Monday, October 5, 2015

Handing it Over

Just ramblings today.  I've been working on some projects, but mostly just working on life.  On surviving life.

Caleb doesn’t eat breakfast until he gets to daycare, but often he wakes up ravenously hungry.  I wouldn’t ask myself to wait an hour and a half to eat, and I won’t ask that of my kiddo either, so he usually gets a banana or a smoothie on the way out the door.  Often he receives his snack before we head out the door and finishes it in the car on the way to daycare because our mornings just…are.  That leads to a moment of stress when I am fastening him into the five-point harness and his arm simply won’t fit through with a whole banana firmly in his grip.  “Let me have the banana for a minute, honey.” 
                “NOOOOOOOOOOOO!  It is MY banana!  You. Can’t. Have. My.
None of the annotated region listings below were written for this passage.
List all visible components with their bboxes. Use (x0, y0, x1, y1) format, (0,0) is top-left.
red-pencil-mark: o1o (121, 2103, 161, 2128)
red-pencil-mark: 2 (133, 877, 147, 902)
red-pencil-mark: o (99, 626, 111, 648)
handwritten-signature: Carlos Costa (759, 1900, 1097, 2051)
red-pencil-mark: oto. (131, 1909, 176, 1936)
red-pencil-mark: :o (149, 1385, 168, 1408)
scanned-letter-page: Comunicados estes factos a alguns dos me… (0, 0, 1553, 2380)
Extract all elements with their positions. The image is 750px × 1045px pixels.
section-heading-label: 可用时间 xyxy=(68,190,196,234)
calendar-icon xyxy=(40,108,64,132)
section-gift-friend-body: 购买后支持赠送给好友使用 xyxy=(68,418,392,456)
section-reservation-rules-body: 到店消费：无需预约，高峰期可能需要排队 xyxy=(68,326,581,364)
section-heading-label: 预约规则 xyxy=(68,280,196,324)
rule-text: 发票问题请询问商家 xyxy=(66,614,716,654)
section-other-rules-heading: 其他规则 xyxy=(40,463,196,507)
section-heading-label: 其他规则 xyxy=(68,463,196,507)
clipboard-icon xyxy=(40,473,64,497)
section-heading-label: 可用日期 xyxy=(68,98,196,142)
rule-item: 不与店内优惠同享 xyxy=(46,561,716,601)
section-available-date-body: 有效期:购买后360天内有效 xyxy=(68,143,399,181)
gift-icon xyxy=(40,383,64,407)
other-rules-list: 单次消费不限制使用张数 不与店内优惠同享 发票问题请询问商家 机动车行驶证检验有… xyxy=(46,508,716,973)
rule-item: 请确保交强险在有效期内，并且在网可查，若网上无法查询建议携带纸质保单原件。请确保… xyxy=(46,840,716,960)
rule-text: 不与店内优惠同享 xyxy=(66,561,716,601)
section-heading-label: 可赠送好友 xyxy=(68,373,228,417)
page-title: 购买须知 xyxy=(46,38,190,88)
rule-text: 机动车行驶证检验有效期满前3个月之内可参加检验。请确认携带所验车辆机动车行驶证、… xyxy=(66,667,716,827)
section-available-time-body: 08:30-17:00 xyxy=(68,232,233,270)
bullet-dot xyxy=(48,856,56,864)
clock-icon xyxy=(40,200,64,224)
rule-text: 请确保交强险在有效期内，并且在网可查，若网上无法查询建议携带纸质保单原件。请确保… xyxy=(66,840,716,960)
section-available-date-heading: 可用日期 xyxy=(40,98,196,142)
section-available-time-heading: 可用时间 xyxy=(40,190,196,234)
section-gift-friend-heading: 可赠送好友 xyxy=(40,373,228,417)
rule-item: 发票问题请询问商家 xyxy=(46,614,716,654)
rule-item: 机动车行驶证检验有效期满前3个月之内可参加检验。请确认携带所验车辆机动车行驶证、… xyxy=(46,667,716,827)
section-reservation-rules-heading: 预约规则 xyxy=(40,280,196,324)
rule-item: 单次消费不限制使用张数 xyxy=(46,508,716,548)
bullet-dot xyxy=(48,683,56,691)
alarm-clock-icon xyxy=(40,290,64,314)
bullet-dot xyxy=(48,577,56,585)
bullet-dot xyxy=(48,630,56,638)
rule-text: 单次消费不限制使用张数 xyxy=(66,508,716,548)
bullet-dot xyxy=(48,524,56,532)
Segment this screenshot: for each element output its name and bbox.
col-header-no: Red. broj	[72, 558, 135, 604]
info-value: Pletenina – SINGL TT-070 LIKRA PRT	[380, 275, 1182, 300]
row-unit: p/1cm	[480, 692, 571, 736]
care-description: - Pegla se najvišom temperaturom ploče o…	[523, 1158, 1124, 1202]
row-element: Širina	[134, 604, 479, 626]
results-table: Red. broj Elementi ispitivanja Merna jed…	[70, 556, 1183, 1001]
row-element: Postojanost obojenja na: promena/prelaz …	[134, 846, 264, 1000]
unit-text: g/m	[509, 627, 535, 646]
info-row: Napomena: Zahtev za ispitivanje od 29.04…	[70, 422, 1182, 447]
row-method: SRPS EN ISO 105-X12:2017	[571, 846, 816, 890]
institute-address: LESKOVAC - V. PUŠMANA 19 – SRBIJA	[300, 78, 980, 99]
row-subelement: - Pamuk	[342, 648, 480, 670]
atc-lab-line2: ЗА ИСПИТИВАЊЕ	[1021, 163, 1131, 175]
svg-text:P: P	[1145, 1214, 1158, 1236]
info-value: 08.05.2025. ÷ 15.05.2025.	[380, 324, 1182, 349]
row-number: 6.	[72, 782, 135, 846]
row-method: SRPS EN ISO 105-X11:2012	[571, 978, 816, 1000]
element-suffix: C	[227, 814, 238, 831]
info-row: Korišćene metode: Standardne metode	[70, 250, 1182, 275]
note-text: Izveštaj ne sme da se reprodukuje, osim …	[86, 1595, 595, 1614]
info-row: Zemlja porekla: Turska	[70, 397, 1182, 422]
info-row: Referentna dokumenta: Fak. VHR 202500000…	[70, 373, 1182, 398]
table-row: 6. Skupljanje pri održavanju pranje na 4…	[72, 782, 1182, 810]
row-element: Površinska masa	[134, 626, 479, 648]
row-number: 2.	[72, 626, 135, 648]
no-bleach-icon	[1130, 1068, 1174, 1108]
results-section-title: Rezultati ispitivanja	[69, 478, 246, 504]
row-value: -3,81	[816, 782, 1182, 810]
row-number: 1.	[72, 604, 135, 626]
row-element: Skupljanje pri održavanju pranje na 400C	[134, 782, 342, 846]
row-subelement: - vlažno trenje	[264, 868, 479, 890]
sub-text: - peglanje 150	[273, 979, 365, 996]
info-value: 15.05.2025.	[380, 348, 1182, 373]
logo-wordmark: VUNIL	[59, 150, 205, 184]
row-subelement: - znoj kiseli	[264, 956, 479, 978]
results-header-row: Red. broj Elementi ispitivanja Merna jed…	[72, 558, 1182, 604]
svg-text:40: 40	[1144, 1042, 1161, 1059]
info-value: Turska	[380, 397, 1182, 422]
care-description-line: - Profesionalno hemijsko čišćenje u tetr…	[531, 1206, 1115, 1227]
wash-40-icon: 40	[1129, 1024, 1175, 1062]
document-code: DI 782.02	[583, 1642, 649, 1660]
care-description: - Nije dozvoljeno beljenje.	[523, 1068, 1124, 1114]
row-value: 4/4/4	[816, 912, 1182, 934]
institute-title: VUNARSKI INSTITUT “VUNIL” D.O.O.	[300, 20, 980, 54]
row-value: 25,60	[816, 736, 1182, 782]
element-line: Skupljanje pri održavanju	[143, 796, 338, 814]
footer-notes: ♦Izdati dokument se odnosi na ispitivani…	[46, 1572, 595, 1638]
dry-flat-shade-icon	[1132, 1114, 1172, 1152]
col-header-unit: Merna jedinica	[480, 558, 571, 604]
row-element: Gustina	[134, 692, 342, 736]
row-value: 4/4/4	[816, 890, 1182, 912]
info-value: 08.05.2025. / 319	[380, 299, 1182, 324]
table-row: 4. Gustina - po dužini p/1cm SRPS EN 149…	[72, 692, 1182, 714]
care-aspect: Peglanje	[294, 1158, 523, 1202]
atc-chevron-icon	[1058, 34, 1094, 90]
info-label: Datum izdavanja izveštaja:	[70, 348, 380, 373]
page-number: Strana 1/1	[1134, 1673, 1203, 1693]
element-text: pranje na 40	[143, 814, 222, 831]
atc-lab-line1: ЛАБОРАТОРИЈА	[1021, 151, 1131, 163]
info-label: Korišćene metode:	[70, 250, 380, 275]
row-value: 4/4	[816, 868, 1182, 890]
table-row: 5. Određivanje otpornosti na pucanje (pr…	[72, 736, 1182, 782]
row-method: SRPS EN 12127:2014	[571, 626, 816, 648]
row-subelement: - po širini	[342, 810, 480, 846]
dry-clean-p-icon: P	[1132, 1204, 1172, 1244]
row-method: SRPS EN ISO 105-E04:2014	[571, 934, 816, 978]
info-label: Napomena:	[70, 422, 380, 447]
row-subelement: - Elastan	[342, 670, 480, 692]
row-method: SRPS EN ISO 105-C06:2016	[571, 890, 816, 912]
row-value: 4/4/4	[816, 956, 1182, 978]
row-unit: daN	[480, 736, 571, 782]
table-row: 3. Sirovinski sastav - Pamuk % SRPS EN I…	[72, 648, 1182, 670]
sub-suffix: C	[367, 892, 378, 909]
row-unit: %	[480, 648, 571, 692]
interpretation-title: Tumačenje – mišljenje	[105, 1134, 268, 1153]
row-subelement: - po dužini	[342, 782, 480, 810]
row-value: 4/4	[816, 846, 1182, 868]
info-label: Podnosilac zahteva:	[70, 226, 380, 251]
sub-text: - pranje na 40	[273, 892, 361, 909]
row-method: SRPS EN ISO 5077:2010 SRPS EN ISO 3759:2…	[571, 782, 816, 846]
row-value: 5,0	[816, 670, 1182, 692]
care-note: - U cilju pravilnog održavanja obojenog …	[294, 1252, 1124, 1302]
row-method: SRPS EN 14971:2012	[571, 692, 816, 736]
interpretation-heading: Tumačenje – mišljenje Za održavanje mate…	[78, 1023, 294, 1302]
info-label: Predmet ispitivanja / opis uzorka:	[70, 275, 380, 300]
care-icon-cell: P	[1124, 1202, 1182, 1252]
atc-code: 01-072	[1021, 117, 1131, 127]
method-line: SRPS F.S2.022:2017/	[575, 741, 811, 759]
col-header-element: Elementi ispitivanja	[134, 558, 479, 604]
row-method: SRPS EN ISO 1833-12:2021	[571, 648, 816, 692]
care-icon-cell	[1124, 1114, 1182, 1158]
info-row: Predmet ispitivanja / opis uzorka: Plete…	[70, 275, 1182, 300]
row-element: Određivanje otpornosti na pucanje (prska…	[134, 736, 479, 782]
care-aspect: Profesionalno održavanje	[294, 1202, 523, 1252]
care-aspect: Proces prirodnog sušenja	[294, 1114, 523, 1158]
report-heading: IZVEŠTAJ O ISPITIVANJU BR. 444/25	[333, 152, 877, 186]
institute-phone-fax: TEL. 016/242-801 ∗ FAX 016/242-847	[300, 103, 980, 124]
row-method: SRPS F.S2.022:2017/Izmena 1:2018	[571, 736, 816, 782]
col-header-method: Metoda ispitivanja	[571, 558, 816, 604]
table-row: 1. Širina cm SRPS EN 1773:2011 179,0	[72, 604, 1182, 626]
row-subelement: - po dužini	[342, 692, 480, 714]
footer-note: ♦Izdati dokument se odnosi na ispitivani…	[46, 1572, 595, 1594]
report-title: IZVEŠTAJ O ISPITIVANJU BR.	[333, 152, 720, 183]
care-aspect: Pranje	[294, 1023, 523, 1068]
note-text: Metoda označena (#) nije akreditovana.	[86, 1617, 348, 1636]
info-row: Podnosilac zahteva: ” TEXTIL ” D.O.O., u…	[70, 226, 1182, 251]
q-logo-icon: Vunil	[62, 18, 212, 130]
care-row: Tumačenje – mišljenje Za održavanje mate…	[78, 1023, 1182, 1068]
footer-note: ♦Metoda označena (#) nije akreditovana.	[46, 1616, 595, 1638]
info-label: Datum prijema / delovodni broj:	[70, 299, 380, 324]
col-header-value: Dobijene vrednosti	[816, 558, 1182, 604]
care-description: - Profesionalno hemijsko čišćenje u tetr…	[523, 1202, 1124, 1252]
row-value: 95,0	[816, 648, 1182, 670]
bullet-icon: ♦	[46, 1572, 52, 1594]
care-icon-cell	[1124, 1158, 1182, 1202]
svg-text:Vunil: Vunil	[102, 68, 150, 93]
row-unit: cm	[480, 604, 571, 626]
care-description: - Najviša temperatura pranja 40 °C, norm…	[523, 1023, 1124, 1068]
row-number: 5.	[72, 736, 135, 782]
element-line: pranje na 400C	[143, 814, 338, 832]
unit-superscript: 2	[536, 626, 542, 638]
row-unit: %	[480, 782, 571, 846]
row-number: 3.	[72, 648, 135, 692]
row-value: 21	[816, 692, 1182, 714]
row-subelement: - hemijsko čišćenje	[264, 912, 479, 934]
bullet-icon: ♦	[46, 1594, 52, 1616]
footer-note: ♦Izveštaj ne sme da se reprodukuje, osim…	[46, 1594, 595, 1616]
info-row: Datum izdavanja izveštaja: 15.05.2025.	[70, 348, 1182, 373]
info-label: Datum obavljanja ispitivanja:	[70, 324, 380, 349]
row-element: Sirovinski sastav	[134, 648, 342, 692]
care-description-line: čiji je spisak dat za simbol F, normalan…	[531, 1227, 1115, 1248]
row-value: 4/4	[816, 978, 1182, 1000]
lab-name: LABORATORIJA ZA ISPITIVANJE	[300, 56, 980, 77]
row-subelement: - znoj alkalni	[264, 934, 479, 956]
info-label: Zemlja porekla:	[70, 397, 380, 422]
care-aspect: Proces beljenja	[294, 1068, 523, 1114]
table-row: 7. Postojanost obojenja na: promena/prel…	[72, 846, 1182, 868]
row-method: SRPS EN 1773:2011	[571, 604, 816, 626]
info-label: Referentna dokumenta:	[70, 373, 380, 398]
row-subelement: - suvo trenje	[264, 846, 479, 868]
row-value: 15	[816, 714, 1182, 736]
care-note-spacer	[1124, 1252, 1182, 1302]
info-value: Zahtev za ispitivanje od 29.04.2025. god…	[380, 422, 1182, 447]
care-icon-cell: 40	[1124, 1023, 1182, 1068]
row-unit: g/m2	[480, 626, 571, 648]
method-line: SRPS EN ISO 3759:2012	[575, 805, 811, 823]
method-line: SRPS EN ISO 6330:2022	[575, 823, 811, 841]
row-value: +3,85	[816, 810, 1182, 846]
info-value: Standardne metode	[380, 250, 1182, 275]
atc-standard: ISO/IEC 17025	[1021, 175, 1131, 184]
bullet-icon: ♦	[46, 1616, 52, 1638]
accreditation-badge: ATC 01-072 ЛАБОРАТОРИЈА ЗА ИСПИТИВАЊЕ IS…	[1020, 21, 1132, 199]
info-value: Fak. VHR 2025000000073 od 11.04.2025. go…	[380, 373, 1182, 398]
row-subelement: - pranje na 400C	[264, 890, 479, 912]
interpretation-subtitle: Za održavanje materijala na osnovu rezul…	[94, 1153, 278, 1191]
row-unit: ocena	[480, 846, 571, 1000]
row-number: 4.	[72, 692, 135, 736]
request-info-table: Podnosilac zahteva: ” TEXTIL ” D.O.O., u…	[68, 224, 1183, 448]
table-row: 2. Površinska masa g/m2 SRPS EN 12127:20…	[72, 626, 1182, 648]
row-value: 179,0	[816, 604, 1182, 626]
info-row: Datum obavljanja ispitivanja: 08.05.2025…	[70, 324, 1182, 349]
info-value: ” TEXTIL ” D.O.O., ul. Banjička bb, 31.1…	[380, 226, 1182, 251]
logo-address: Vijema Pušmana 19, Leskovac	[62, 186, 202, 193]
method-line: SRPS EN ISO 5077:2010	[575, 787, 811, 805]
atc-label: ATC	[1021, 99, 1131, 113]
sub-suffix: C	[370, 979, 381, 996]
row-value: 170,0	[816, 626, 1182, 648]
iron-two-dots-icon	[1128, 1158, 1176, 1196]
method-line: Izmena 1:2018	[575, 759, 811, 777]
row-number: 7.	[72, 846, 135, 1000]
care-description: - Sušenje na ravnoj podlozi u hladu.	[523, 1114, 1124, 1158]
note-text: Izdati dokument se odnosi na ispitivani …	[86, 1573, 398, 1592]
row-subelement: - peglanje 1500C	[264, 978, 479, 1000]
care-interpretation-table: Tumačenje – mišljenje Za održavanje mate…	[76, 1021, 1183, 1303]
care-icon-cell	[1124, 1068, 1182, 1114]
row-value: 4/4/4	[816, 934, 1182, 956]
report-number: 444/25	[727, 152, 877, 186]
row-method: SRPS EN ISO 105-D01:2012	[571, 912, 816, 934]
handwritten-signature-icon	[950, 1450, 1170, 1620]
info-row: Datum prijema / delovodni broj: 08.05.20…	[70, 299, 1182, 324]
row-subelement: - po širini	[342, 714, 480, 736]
Banana!”  Caleb can scream like no other; I should send an apology note to the neighbors.  I would not want to wake up to that. 
                “Honey, I’m not taking your banana.  I’m holding it so that I can buckle you safely into your seat, so that you can relax and enjoy it while we drive to school.”  And literally, I pry it out of his grubby hands for thirty seconds, snap the straps into place, and hand it back to my fuming child.  Thirty seconds in exchange for a safe drive.  It is nothing, really.  Except to him, it was a whole lot.
                I’ve mentioned before how much I learn about my heavenly Father as I parent these children of mine.  This is no exception.  In his infinite wisdom, He can certainly ask me to hand something over, either for a minute or a lifetime, because it is good for me.  And when he does, my flesh will scream and holler because it, like Caleb’s tummy, is hungry, desperate.  Unless I cling to God’s promises that He is good, I will think that He isn’t.  And even though His reasons are good, that doesn’t eliminate the hunger.
                I feel myself in Caleb’s spot now: my heart hungers to be home with my kids.  My heart worries constantly about our finances.  My body and spirit are oh, so tired.  These are real things; God does not ask us to deny our truth, and that is mine.  I don’t know or understand what he’s doing…why He seems so slow.  I don’t understand why provision hasn’t come.  Why my tires should have been replaced three months ago and I still can’t afford it.  Why we just can’t get a break.  I don’t understand, but He is holding all of this in His hands and I have to trust that He’ll hand it back when He is ready.  When the time is right. 

                And so these are my prayers for today:  that God will teach my children to have a heart for others, that He will protect their innocence and protect their health, that He will show himself to me in ways that I cannot deny or write off to coincidence, that He will use me and give me the words He wants spoken.  I pray that He sees me as faithful, and that it delights Him.